Penny Youngblood and Nancy Pearce with Im Countin Checks
While in her prime, three-time NCHA world champion, 1996 NCHA Horse of the Year, and (at the time) cutting’s richest mare, Meradas Little Sue, commanded the highest price ever paid for a cutting horse at public auction. That was in 2001, when she was 11 years old and Bill and Corinne Heiligbrodt sold her for $875,000 to Frank VanderSloot, through the NCHA Futurity Preferred Breeders Sale.

On December 12, 2013, Meradas Little Sue, about to turn 24, again went under the hammer at the NCHA Futurity Preferred Breeders Sale. By now she had produced 27 foals, 22 of which were performers with official NCHA earnings of $1,128,914. Her last foal, a High Brow Cat filly, was born in 2013 and she was selling open, however, her breeding condition was not a factor when Penny Youngblood and Nancy Pearce made the winning bid of $46,000.

“We were actually looking at a daughter of Sue. We never saw any announcements that Sue was selling and we had not perused the sale catalog completely!” said Pearce, co-owner and associate manager of Circle Y Ranch. “After we passed on Sue’s daughter, I was thumbing forward through the catalog and went about ten pages past that mare and there was Meradas Little Sue! My heart stopped, and then I elbowed Penny and said, ‘Look! It’s Sue!’

“We thought nothing may ever happen with this mare reproductively, but if we can get her for a good price, she will have a wonderful loving home for the rest of her life. We may be able to get some oocytes out of her, but regardless, just to have her with us is like Christmas, Thanksgiving and July 4th all rolled into one.”

Two years ago, Youngblood and Pearce acquired their first cutting horse broodmares from Alice Walton’s Rocking W Ranch. NCHA Horse of the Year Boon San Kitty and her full sister RW Sallycat were especially dear to Walton, as the fourth generation of her breeding program. In addition, Boon San Kitty, the earner of $565,504, had produced Walton-bred Rockin W, winner of the 2009 NCHA Futurity.

“I don’t know if I’ll ever have two like them, but I am in the breeding business and it’s all about the next generation,” said Walton, when she sold the full sisters, twins from the same flush. “I can’t breed them to my stallions because Rockin W and The Boon are Boon San Kitty’s sons, and Boon San is a full brother. But I never would have parted with them, if I didn’t think it was the perfect home.

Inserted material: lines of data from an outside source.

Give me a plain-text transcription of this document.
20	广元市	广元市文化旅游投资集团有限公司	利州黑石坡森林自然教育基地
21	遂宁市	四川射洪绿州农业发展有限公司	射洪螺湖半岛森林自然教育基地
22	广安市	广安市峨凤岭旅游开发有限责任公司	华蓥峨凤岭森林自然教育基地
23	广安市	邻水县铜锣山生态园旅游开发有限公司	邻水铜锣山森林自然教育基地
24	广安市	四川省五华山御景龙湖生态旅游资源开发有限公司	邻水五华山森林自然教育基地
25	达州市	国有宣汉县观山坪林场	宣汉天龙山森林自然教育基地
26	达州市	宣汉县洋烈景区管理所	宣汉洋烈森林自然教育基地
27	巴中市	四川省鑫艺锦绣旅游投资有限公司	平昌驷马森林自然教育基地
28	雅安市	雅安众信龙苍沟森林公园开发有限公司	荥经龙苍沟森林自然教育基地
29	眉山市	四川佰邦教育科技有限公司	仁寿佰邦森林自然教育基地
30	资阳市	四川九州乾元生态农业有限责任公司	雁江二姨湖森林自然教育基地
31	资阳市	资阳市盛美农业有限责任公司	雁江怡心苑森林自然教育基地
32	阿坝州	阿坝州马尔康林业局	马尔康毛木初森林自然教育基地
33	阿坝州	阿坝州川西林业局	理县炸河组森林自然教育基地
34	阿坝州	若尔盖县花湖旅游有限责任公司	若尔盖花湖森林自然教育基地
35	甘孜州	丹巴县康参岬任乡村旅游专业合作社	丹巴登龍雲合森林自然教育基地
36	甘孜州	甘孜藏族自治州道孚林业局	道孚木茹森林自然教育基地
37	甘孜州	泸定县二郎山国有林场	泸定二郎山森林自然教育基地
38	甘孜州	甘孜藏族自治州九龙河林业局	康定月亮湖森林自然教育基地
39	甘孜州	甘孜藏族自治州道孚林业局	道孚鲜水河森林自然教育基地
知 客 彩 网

I felt it was an opportunity to make sure they were together in the right place for the rest of their lives.”

Two months after the Circle Y Ranch became the proud owners of Boon San Kitty and RW Sallycat, Youngblood and Pearce purchased the young stallion Im Countin Checks, earner of $513,408, from his breeder, Tommy Manion. Five months later, they purchased Quintan Blue, multiple champion and winner of $609,140, along with her embryo by Smooth As A Cat, at the Marvine Ranch Reduction Sale.

Not long after they made their commitment to cutting horses, Youngblood and Pearce began looking for a ranch closer to the I-20 ranch corridor west of Fort Worth, than the original Circle Y Ranch, near Aubrey, Tex., northwest of Denton. As luck would have it, Dave and Clare Capps were selling their Radio Ranch cutting facility, with rolling pastures skirted by lovely wooded areas, near Millsap. Youngblood and Pearce purchased the property, along with venerable One Time Soon, 25, a top producer and dam of leading sire One Time Pepto. In the Summer of 2013, Circle Y also purchased the Peptoboonsmal daughter Poosmal, out of the great producer Hickapoo.

Improvements to the new Circle Y Ranch include bigger barns, paddocks, and mare motels to accommodate 14 broodmares and counting, along with foals, yearlings and two-year-olds. Also, beginning this month, John Sanislow joins Circle Y Ranch as resident trainer. “John worked for Gerald Alexander and Matt Gaines and he’s a great fit for the Circle Y,” said Pearce. “He’s excited about our breeding program and the horses we have coming up, and he will have two of our three-year-olds to show in the Futurity this year, although we will still have a few older horses with outside trainers.

“We wish we had started our cutting horse program years ago,” added Pearce. “We aren’t getting any younger and these great mares aren’t getting any younger. But we can hardly wait to see the Im Countin Checks babies out of these mares trained and shown.”